Exhaustion: The feeling of inadequacy causes the insecure leader to work hard to be seen as competent. The sense of inadequacy drives these leaders to overwork and, in many cases, burnout. They blame the workload, their lack of support, or anything else that stands still long enough. But in reality, the exhaustion is self-induced.
Boastful: Insecure leaders cannot help but tell you about their past achievements and successes. A secure leader feels they can allow their current or future work to speak for themselves, but the insecure leader wants to be seen and heard before they earn the right. These leaders often feel entitled because of their past work. They can hardly stand being seen as a peer of anyone they deem lesser than.
One more thing: insecurity causes many to seek personal luxuries or possessions to bolster their image. They are externally “compensating” for an internal lacking.
Impatiently Listening to Give Their Opinion: Insecure leaders pretend to listen to others while preparing their rebuttals or answers.
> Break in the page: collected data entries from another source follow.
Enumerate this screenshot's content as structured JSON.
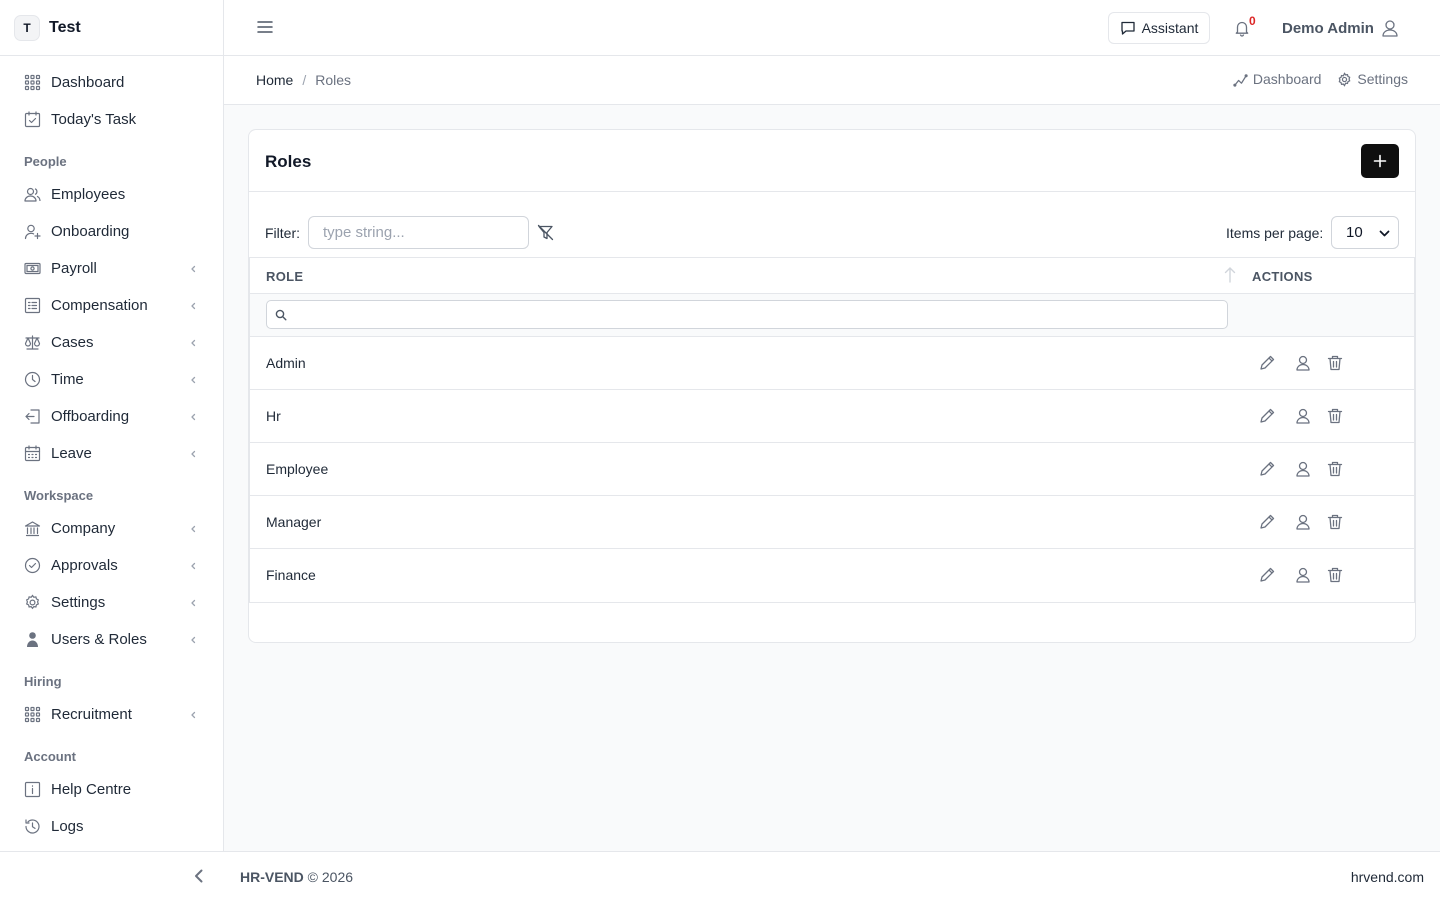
{
  "brand": {
    "initial": "T",
    "name": "Test"
  },
  "sidebar": {
    "top": [
      {
        "key": "dashboard",
        "label": "Dashboard",
        "icon": "grid-icon",
        "chevron": false
      },
      {
        "key": "todays-task",
        "label": "Today's Task",
        "icon": "calendar-check-icon",
        "chevron": false
      }
    ],
    "sections": [
      {
        "title": "People",
        "items": [
          {
            "key": "employees",
            "label": "Employees",
            "icon": "users-icon",
            "chevron": false
          },
          {
            "key": "onboarding",
            "label": "Onboarding",
            "icon": "user-add-icon",
            "chevron": false
          },
          {
            "key": "payroll",
            "label": "Payroll",
            "icon": "money-icon",
            "chevron": true
          },
          {
            "key": "compensation",
            "label": "Compensation",
            "icon": "list-icon",
            "chevron": true
          },
          {
            "key": "cases",
            "label": "Cases",
            "icon": "scale-icon",
            "chevron": true
          },
          {
            "key": "time",
            "label": "Time",
            "icon": "clock-icon",
            "chevron": true
          },
          {
            "key": "offboarding",
            "label": "Offboarding",
            "icon": "exit-icon",
            "chevron": true
          },
          {
            "key": "leave",
            "label": "Leave",
            "icon": "calendar-icon",
            "chevron": true
          }
        ]
      },
      {
        "title": "Workspace",
        "items": [
          {
            "key": "company",
            "label": "Company",
            "icon": "bank-icon",
            "chevron": true
          },
          {
            "key": "approvals",
            "label": "Approvals",
            "icon": "check-circle-icon",
            "chevron": true
          },
          {
            "key": "settings",
            "label": "Settings",
            "icon": "gear-icon",
            "chevron": true
          },
          {
            "key": "users-roles",
            "label": "Users & Roles",
            "icon": "user-shield-icon",
            "chevron": true
          }
        ]
      },
      {
        "title": "Hiring",
        "items": [
          {
            "key": "recruitment",
            "label": "Recruitment",
            "icon": "grid-icon",
            "chevron": true
          }
        ]
      },
      {
        "title": "Account",
        "items": [
          {
            "key": "help-centre",
            "label": "Help Centre",
            "icon": "info-icon",
            "chevron": false
          },
          {
            "key": "logs",
            "label": "Logs",
            "icon": "history-icon",
            "chevron": false
          }
        ]
      }
    ]
  },
  "header": {
    "assistant_label": "Assistant",
    "notification_count": "0",
    "user_name": "Demo Admin"
  },
  "breadcrumb": {
    "home": "Home",
    "separator": "/",
    "current": "Roles",
    "links": {
      "dashboard": "Dashboard",
      "settings": "Settings"
    }
  },
  "card": {
    "title": "Roles",
    "filter_label": "Filter:",
    "filter_placeholder": "type string...",
    "filter_value": "",
    "items_per_page_label": "Items per page:",
    "items_per_page_value": "10",
    "columns": {
      "role": "ROLE",
      "actions": "ACTIONS"
    },
    "column_search_value": "",
    "rows": [
      "Admin",
      "Hr",
      "Employee",
      "Manager",
      "Finance"
    ]
  },
  "footer": {
    "brand": "HR-VEND",
    "copyright": "© 2026",
    "site": "hrvend.com"
  }
}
They come across as one with “all the answers,” because their insecurity can’t be caught without a comment, idea, or solution.
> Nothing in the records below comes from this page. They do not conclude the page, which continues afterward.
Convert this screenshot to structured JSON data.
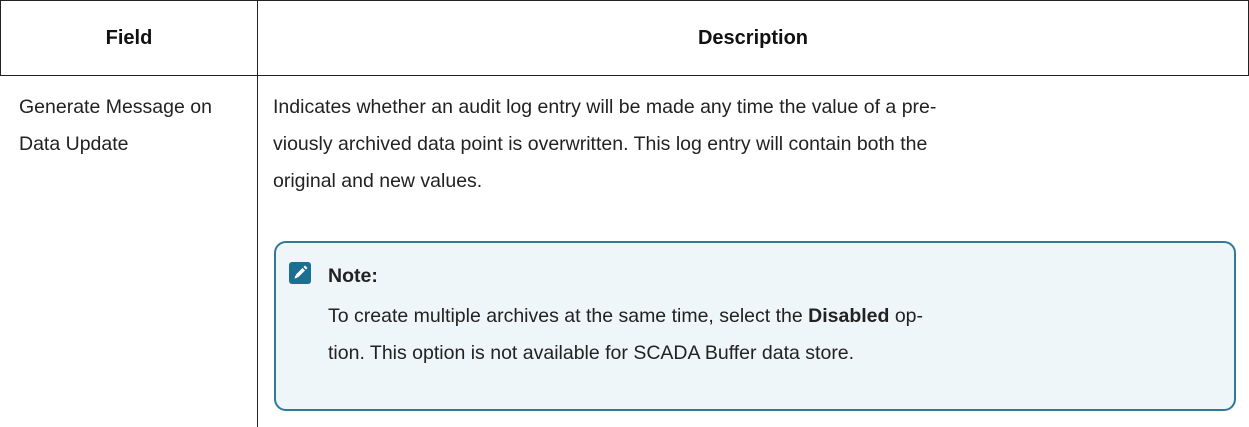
{
  "table": {
    "headers": {
      "field": "Field",
      "description": "Description"
    },
    "row": {
      "field_line1": "Generate Message on",
      "field_line2": "Data Update",
      "desc_line1": "Indicates whether an audit log entry will be made any time the value of a pre-",
      "desc_line2": "viously archived data point is overwritten. This log entry will contain both the",
      "desc_line3": "original and new values."
    }
  },
  "note": {
    "icon": "pencil-icon",
    "accent_color": "#1b6f92",
    "title": "Note:",
    "line1_before": "To create multiple archives at the same time, select the ",
    "line1_bold": "Disabled",
    "line1_after": " op-",
    "line2": "tion. This option is not available for SCADA Buffer data store."
  }
}
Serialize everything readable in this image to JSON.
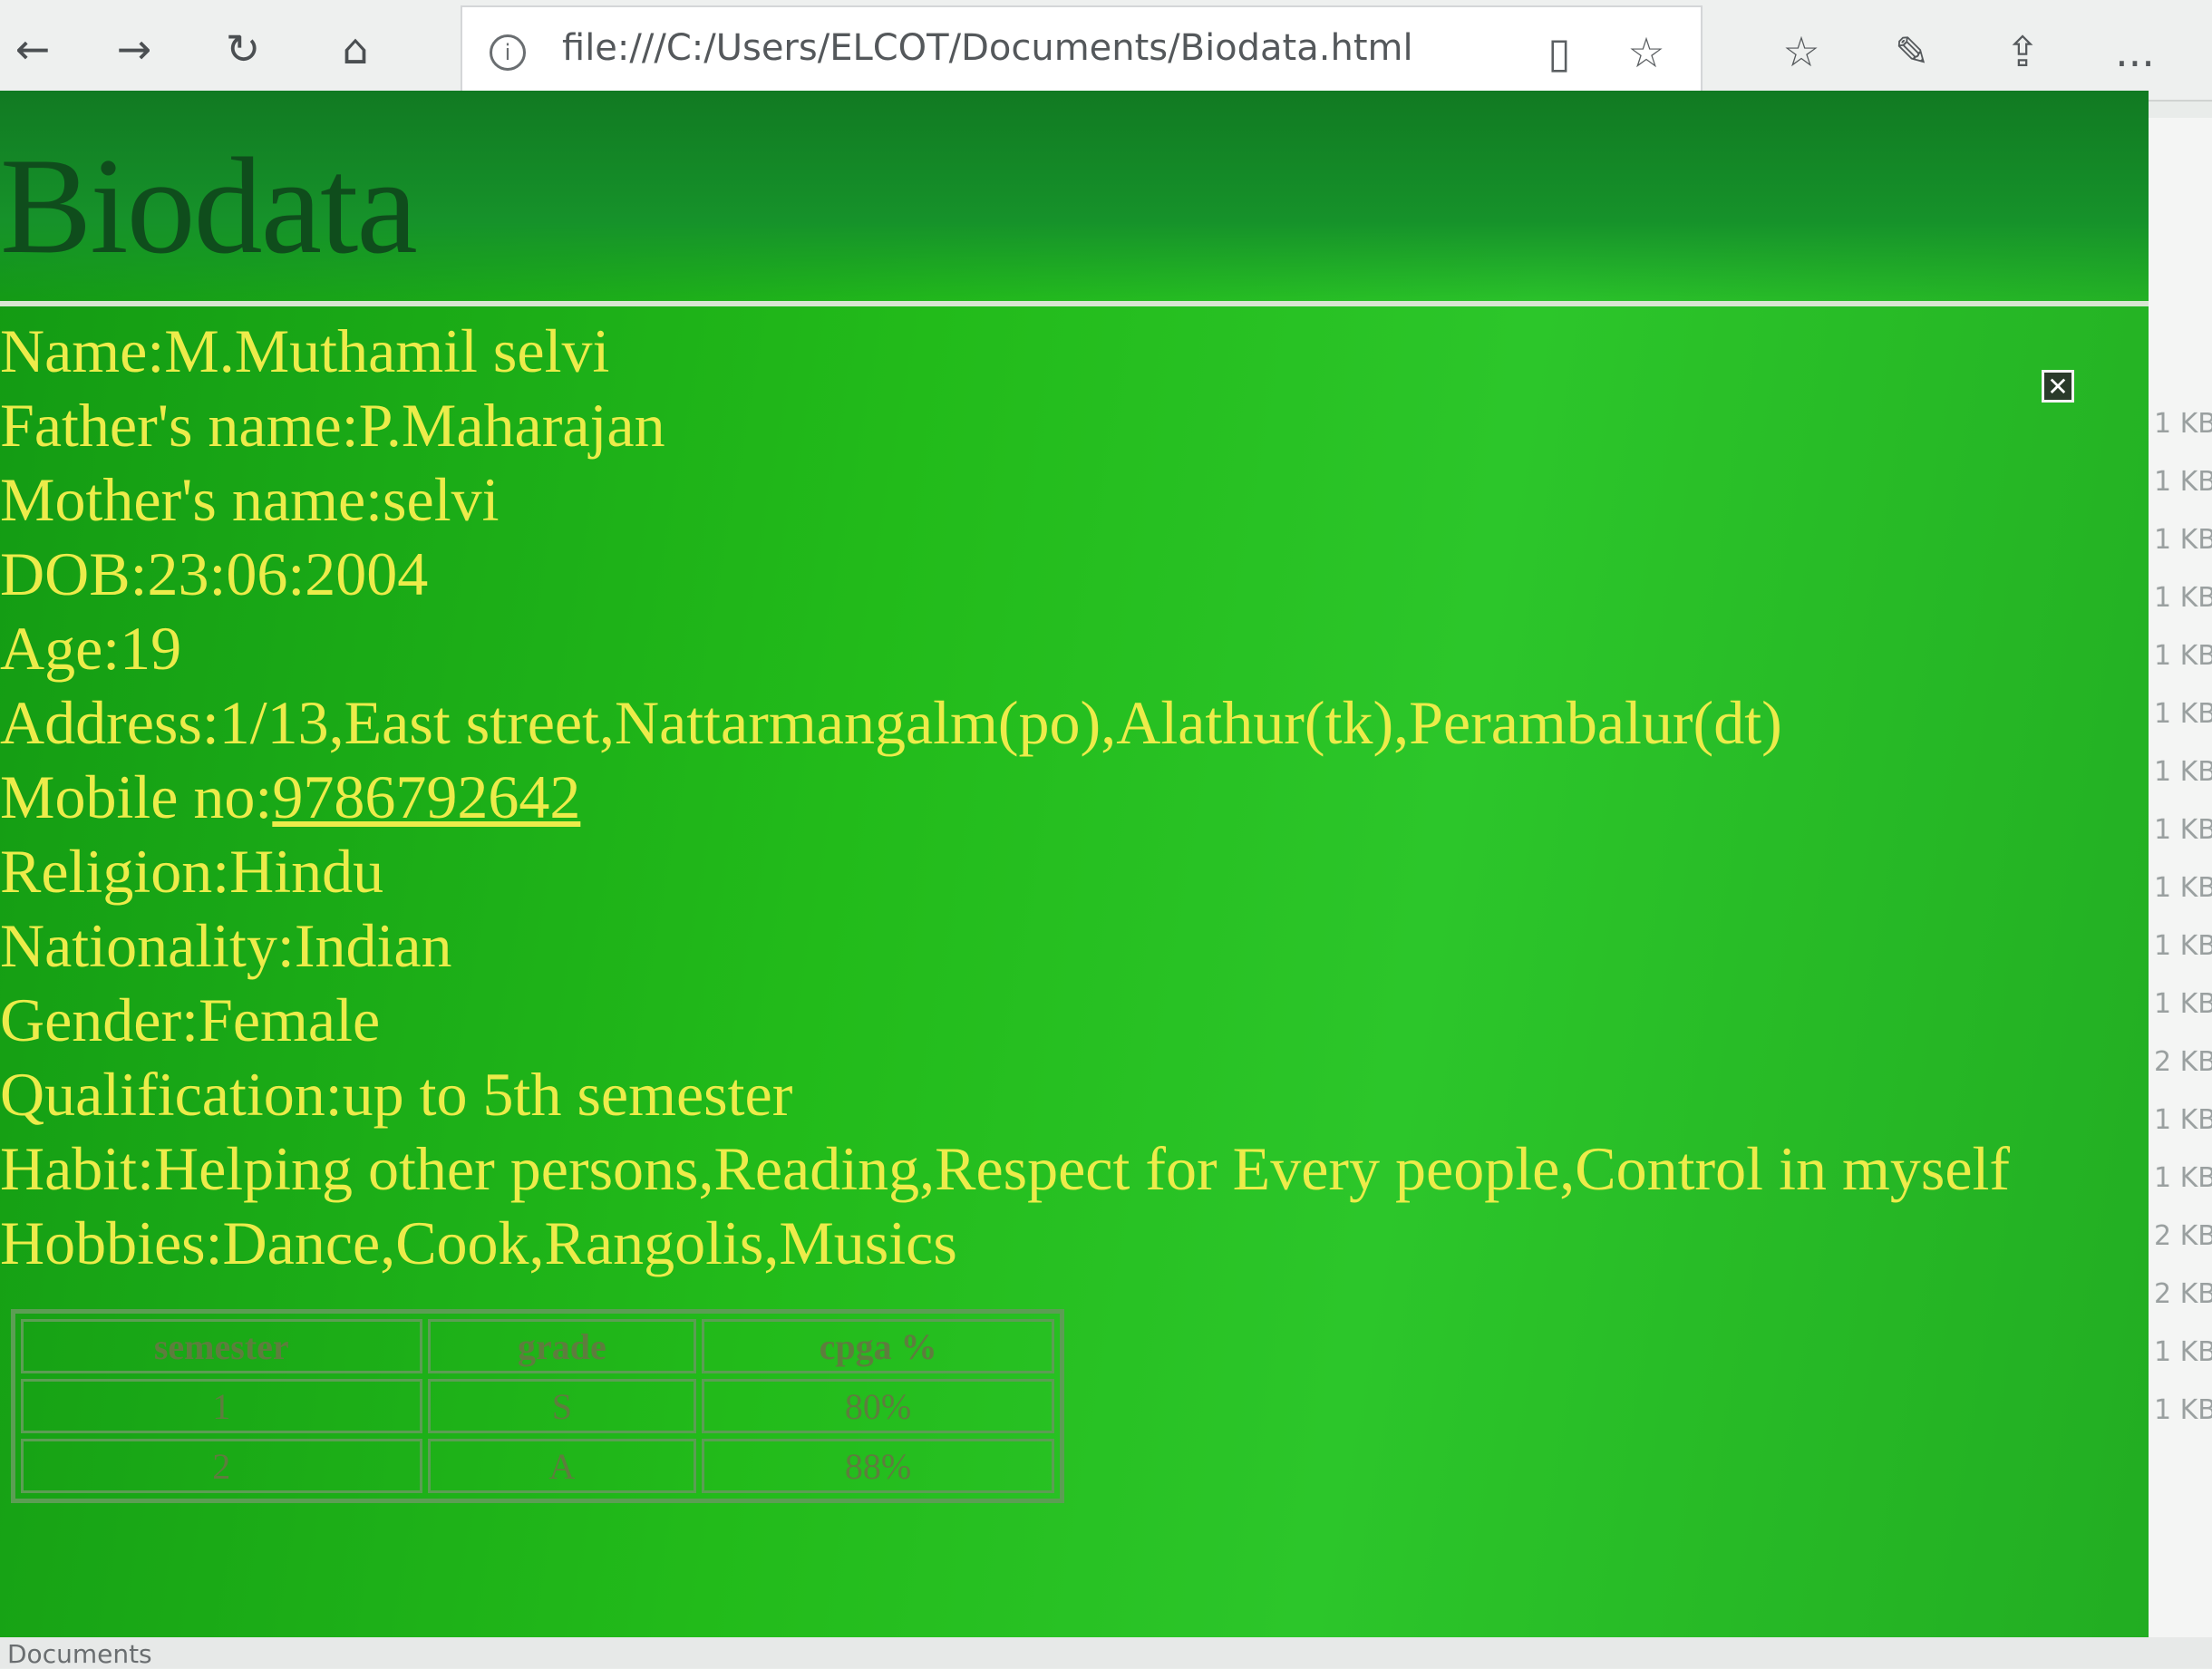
{
  "browser": {
    "url": "file:///C:/Users/ELCOT/Documents/Biodata.html",
    "icons": [
      "back-icon",
      "forward-icon",
      "refresh-icon",
      "home-icon",
      "info-icon",
      "reading-view-icon",
      "favorite-star-icon",
      "favorites-list-icon",
      "pen-icon",
      "share-icon",
      "more-icon"
    ],
    "more": "..."
  },
  "page": {
    "title": "Biodata",
    "close": "✕",
    "details": [
      "Name:M.Muthamil selvi",
      "Father's name:P.Maharajan",
      "Mother's name:selvi",
      "DOB:23:06:2004",
      "Age:19",
      "Address:1/13,East street,Nattarmangalm(po),Alathur(tk),Perambalur(dt)",
      "Mobile no:",
      "Religion:Hindu",
      "Nationality:Indian",
      "Gender:Female",
      "Qualification:up to 5th semester",
      "Habit:Helping other persons,Reading,Respect for Every people,Control in myself",
      "Hobbies:Dance,Cook,Rangolis,Musics"
    ],
    "mobile_link": "9786792642",
    "background_color": "#22bb1a",
    "text_color": "#ecec4a",
    "title_color": "#0f4d1c"
  },
  "table": {
    "headers": [
      "semester",
      "grade",
      "cpga %"
    ],
    "rows": [
      [
        "1",
        "S",
        "80%"
      ],
      [
        "2",
        "A",
        "88%"
      ]
    ]
  },
  "side_panel": {
    "items": [
      "1 KB",
      "1 KB",
      "1 KB",
      "1 KB",
      "1 KB",
      "1 KB",
      "1 KB",
      "1 KB",
      "1 KB",
      "1 KB",
      "1 KB",
      "2 KB",
      "1 KB",
      "1 KB",
      "2 KB",
      "2 KB",
      "1 KB",
      "1 KB"
    ]
  },
  "status": {
    "text": "Documents"
  }
}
NOTE: If you’re a pastor, check this out, too.
We’re All Insecure
The list above isn’t from a psychological blog but an honest assessment of moments from my past.
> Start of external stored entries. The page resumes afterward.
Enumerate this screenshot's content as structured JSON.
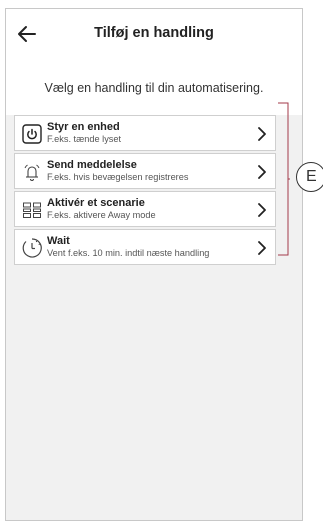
{
  "header": {
    "title": "Tilføj en handling"
  },
  "subtitle": "Vælg en handling til din automatisering.",
  "actions": [
    {
      "label": "Styr en enhed",
      "description": "F.eks. tænde lyset",
      "icon": "power-icon"
    },
    {
      "label": "Send meddelelse",
      "description": "F.eks. hvis bevægelsen registreres",
      "icon": "bell-icon"
    },
    {
      "label": "Aktivér et scenarie",
      "description": "F.eks. aktivere Away mode",
      "icon": "scene-icon"
    },
    {
      "label": "Wait",
      "description": "Vent f.eks. 10 min. indtil næste handling",
      "icon": "timer-icon"
    }
  ],
  "callout": {
    "label": "E"
  },
  "colors": {
    "background": "#f1f1f1",
    "card": "#ffffff",
    "text": "#222222"
  }
}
I’ve always lived with some amount of insecurity. I do today. Although not as bad, I find myself constantly working with leaders, answering questions, creating strategies, and writing posts like this (and a new book releasing in January) while feeling like I have anything of real value to offer.
My solution isn’t to pretend my insecurity is a thing of my past but rather to identify the feelings when they arise and take them captive. When I feel any insecurity creeping into my heart or head or sense a red flag moment from the list above, I try to pause and ask myself, “Where’s that coming from?” This question has allowed me to point to the source of my insecurity and lessen its effect on me and those around me.
Admitting this is a struggle is part of my growth. I openly talk about how insecurity has and can still affect me and my work. When I speak with leaders about their emotions, I try to be vulnerable and open about my insecurities and how I work to lessen their effects.
An Insecurity Antidote
I’m unsure if I (or any of us) will ever entirely remove our insecurity. Leadership brings a weight that plagues these types of feelings. But I have found a great antidote.
“Vulnerability” is such a buzzword, but if you remove the buzz, we find openness and honesty about our lives. When we are vulnerable, we allow others to see us. And we allow us to see ourselves honestly. This is tough, as it’s exposing, but the counter to this exposure is all the negative behaviors from insecurity.
You’ll most likely never remove all the insecurity embedded in your heart along your life journey. Still, you can be open and honest about these feelings and, in doing so, dramatically remove their power.
A Final Question
So the question isn’t, “Are you insecure?”
The question is, “What are you planning to do about your insecurity?”
Look over the list above and see if you can identify your personal behaviors from the list. Do you see any of these traits in your leadership? If you don’t, look a little deeper.